Just looking at the first example tells me that there’s a million ways someone that doesn’t know what they’re doing can mess this up.

If the author of the platform implements some service on their own platform it’s always going to seem simple.


The difference is that the materialized-view logic lives naturally in the application code; there's no step where they go out of the DB to do computations and then reinsert.

Once SQL materialized views aren't enough, you might do this by replicating your database into Kafka, implementing logic in Flink or something, and reinserting into the same DB/Elasticsearch/etc. Very common architecture. (Writ small, could also use a queue processor like RabbitMQ.)

Their approach is to instead--apparently--make all of these first-class elements of the same ecosystem, not by "putting it all in the database", but by putting the database into the application code. Which seems wild, but colocates data, transformation, and view.

Seems like it would open up a lot of cans of worms, but if you solve those, sounds great.


You can do all of this with https://materialize.com, and you don’t need to write it in Java.
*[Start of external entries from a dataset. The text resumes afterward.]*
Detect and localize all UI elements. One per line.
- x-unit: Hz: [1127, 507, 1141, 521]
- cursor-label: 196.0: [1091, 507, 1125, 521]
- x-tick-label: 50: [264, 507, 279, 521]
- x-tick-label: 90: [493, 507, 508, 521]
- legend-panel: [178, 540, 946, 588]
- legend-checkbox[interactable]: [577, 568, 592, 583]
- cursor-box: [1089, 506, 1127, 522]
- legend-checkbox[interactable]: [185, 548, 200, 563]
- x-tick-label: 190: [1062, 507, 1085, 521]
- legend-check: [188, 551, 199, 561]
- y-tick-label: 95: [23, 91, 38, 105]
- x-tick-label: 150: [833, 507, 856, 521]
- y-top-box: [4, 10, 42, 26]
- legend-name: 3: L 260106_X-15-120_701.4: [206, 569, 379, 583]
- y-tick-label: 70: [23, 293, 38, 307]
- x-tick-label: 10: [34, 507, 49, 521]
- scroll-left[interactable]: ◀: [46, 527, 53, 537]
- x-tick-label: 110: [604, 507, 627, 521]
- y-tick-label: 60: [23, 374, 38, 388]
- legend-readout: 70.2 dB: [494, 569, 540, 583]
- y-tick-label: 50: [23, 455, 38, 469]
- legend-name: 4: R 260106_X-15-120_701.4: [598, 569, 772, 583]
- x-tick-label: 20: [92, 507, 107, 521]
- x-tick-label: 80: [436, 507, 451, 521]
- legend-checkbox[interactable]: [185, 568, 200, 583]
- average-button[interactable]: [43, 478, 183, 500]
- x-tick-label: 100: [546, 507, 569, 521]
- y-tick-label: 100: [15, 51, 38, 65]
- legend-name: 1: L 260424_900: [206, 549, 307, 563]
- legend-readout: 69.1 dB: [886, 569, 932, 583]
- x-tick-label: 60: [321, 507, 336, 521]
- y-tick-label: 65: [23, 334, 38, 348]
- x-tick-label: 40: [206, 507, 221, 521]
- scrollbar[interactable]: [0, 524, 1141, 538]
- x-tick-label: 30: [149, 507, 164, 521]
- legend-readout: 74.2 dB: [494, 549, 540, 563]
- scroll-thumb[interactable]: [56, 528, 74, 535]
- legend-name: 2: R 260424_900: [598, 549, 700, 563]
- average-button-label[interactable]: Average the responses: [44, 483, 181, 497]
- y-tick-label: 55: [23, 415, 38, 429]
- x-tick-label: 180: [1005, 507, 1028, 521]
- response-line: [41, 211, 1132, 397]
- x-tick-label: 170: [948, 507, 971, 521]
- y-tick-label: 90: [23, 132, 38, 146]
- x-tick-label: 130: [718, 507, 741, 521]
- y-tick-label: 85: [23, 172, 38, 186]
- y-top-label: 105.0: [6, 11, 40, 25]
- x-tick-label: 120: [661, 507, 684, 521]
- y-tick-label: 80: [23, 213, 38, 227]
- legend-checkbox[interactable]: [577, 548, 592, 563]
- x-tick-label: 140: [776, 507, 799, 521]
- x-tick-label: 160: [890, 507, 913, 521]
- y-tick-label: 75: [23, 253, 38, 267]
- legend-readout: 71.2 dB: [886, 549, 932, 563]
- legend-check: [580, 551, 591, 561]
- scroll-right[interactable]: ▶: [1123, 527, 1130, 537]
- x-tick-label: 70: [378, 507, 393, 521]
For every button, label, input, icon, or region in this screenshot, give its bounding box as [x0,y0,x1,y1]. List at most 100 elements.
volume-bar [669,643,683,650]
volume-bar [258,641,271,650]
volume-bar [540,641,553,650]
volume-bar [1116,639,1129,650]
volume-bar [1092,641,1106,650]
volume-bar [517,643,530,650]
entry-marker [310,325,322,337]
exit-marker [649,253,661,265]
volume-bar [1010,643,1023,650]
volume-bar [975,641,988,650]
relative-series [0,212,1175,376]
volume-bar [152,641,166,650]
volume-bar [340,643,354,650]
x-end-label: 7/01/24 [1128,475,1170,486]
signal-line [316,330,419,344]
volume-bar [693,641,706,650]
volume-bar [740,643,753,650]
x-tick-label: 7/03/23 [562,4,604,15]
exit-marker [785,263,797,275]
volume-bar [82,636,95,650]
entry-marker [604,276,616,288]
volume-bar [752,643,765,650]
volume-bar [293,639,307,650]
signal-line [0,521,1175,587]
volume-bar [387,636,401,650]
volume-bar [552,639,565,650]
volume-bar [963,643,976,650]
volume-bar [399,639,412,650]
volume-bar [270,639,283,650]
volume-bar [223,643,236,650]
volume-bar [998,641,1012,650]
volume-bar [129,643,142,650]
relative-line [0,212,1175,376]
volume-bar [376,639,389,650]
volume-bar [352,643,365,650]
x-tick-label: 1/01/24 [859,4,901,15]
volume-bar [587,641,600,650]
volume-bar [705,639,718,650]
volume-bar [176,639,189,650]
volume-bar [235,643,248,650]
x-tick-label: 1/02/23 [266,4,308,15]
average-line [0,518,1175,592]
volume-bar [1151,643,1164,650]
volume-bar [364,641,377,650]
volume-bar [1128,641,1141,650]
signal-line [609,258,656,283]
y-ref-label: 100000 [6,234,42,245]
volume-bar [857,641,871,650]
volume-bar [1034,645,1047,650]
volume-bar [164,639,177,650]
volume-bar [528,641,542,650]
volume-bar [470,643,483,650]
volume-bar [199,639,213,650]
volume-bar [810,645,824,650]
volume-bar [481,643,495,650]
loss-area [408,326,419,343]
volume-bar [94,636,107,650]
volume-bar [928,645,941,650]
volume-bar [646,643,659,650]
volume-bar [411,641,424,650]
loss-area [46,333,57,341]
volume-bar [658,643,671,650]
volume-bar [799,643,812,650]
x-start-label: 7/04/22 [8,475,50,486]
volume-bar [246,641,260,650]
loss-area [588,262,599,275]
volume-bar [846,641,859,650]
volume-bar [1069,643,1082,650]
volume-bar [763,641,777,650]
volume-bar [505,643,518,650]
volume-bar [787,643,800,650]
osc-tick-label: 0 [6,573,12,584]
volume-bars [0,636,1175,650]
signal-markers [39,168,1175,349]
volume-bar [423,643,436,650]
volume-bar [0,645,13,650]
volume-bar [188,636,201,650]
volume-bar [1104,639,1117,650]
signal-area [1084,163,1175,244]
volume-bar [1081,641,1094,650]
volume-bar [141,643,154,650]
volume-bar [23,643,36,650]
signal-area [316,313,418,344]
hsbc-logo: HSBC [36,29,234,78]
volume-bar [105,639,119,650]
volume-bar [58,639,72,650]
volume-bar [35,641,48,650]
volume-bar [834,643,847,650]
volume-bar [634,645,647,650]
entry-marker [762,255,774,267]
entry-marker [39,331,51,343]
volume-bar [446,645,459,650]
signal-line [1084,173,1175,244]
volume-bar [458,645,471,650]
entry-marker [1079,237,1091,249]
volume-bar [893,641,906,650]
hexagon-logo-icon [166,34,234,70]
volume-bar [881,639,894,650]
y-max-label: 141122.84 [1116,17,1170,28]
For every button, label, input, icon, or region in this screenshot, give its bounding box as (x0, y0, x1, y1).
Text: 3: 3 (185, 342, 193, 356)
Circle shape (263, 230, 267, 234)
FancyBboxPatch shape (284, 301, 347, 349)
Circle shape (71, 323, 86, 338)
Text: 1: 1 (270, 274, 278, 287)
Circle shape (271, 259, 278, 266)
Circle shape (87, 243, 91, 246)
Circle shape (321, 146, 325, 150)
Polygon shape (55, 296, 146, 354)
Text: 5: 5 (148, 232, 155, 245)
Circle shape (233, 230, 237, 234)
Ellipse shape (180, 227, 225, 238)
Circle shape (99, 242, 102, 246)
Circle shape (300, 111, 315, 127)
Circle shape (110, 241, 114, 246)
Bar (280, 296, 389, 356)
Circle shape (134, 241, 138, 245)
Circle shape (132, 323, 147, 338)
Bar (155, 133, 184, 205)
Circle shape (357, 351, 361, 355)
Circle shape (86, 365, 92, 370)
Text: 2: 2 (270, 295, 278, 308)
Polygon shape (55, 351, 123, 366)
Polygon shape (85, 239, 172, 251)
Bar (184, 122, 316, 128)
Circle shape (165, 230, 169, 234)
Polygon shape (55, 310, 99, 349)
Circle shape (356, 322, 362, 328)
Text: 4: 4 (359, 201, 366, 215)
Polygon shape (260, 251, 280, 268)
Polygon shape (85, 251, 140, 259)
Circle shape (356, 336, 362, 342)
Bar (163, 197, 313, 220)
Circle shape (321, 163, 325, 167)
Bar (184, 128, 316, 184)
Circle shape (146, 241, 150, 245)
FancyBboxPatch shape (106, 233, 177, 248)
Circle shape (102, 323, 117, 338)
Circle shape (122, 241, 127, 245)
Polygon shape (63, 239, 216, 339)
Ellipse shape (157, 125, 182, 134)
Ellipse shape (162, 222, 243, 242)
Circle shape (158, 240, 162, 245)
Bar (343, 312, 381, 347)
Just connect it to a Postgres instance and start creating materialised views using SQL. These views then auto update. So much so, that you can create a view for the top 10 of something, and let it sit there as the list updates. Otherwise just use normal select statements from your views using any Postgres client.


IIUIC, the most significant difference from a materialized view is that the Rama infrastructure recompute only the changed data by checking the relationship between fields, while a traditional materialized view recomputes the whole table?


isn't Materialized performing symbolic differentiation of SQL queries?


incremental view maintenance is the database equivalent of: "recompute only the changed data by checking the relationship between fields,"

Oracle has decent support for incrementally updated materialized views, redshift has some too. Materialize.com is an entire snowflake-like platform built around incrementally maintained materialized views.


> I read their post and honestly it’s not really that much different than just materialized views in a regular database plus async jobs to do the long running tasks.

How about you go and implement a Mastodon server to their level of feature parity, and tell us how much effort and how many lines of code it takes?

I really don't appreciate this kind of fluffy, insubstantial, overly dismissive non-content on HN.


This is all armchair for me, but I think they have containers and sharding built in as well, which is the other half of the puzzle when it comes to scaling.


Yes, but there are plenty of NewSQL that support views and offer all of that too. Yugabyte, Cockroach, TiDB and that’s just off the top of my head and open source. If we count proprietary then you have Fauna, Cloud Spanner and more I’m sure.